The Palestinians, who bitterly oppose Havat Maon and other new West Bank outposts, are largely absent from the Israeli debate, even though they sit across from Israel at the negotiating table. They have long maintained, however, that the settlements violate international law and create obstacles to an eventual peace accord by making it more difficult for Israel to relinquish West Bank territory.

In a deal clinched last month with the leadership of the main settlers' council, Barak decreed that 12 of the new West Bank outposts should be evacuated. Most consisted of nothing more than a few mobile homes on a hill. Several had no permanent residents. Still, it took more than three weeks of fits, starts and foot-dragging before the residents of 11 of the outposts packed their bags and moved--some of them no farther than to the next hilltop.

From the start, Havat Maon was different. Located 10 miles south of Hebron, in an area dotted with militant and religious settlements, Havat Maon attracted an uncompromising handful who vowed not to be dislodged by government decrees or gentle persuasion.

The original residents--four families and a handful of bachelors--proclaimed themselves members of a new group of twenty-something settlers. They accused the old-guard settler leadership of going soft by caving into the government.

"We're against any withdrawal, even from one centimeter, from the Land of Israel," said Riklin, the Next Generation spokesman. "I want him [Barak] to know that it's going to be very difficult to evacuate even a small place like this."

That kind of talk stiffened Barak's resolved and alarmed the traditional settler leadership, which has tried to adopt a nonconfrontational approach. "Maon is beyond reasoning," said Elyakim Haetzni, an outspoken senior member of the old-guard settler movement.

As the showdown neared a climax this week, hundreds of young settlers flooded into Havat Maon, most of them religious and appalled by the idea of compromise. They brought bongo drums and guitars, clarinets and amplifiers, giving the place a kind of Woodstock atmosphere, even as army helicopters circled overhead.

Meshulam Ben-Meir, 40, a Brooklyn-born psychologist who has lived in Israel for 15 years, planned to be at the center of the fray.

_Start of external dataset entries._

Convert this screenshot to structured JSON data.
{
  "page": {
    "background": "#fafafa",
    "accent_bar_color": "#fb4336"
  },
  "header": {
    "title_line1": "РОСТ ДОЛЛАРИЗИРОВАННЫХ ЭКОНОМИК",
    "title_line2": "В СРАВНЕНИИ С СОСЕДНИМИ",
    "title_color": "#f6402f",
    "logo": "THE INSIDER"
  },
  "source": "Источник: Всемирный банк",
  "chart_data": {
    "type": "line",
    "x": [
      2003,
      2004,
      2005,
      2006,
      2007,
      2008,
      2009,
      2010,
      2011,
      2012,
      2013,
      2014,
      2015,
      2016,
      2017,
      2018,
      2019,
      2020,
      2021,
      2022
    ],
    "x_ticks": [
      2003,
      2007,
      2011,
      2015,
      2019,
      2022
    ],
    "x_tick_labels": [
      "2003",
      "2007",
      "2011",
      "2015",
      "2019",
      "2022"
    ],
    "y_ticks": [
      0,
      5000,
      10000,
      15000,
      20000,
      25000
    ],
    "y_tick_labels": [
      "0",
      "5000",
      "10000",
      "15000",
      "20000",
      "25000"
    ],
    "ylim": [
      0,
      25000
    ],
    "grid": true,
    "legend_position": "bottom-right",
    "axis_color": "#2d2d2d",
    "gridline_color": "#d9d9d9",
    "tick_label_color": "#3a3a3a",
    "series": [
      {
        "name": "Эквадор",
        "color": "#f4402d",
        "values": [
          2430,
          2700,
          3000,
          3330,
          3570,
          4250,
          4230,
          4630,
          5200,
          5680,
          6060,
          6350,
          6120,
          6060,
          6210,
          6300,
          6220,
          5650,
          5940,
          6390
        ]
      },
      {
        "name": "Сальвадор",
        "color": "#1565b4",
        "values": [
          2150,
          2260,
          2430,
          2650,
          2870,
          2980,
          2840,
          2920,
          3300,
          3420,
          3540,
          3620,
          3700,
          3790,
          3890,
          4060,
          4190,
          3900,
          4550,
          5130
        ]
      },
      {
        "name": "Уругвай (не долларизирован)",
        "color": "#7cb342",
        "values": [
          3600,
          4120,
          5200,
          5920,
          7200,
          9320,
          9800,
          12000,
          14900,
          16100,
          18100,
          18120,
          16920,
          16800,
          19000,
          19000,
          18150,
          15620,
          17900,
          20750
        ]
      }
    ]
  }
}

"My father is a Holocaust survivor," Ben-Meir said before the soldiers arrived. "When he was a young child, the Germans came and pulled him out of his home and sent him off to a camp. When I came here, it was under the understanding that that would never happen to me, and I think it's absurd to have Jews do it to me now."

Jewish settlers began building in the West Bank shortly after Israel took it from Jordan in the 1967 war. Over the years, the pace of building intensified. The Jews who live in the West Bank are scattered among some 144 settlements large and small, sometimes no more than a stone's throw from the nearest Arab village.

Nearly 2 million Palestinians also live in the West Bank, and it is on this land, together with the Gaza Strip, that Yasser Arafat hopes to proclaim a new Palestinian state next year. Barak is not opposed to the birth of a Palestinian state, as long as it comes about on Israel's terms and within mutually agreed borders.

And Arafat has suggested strongly that an unspecified number of smaller, more remote and difficult-to-defend Jewish settlements will have to be evacuated to accommodate the new state.

CAPTION: Israeli soldiers forcibly remove a Jewish settler from an illegal settlement on a West Bank hilltop.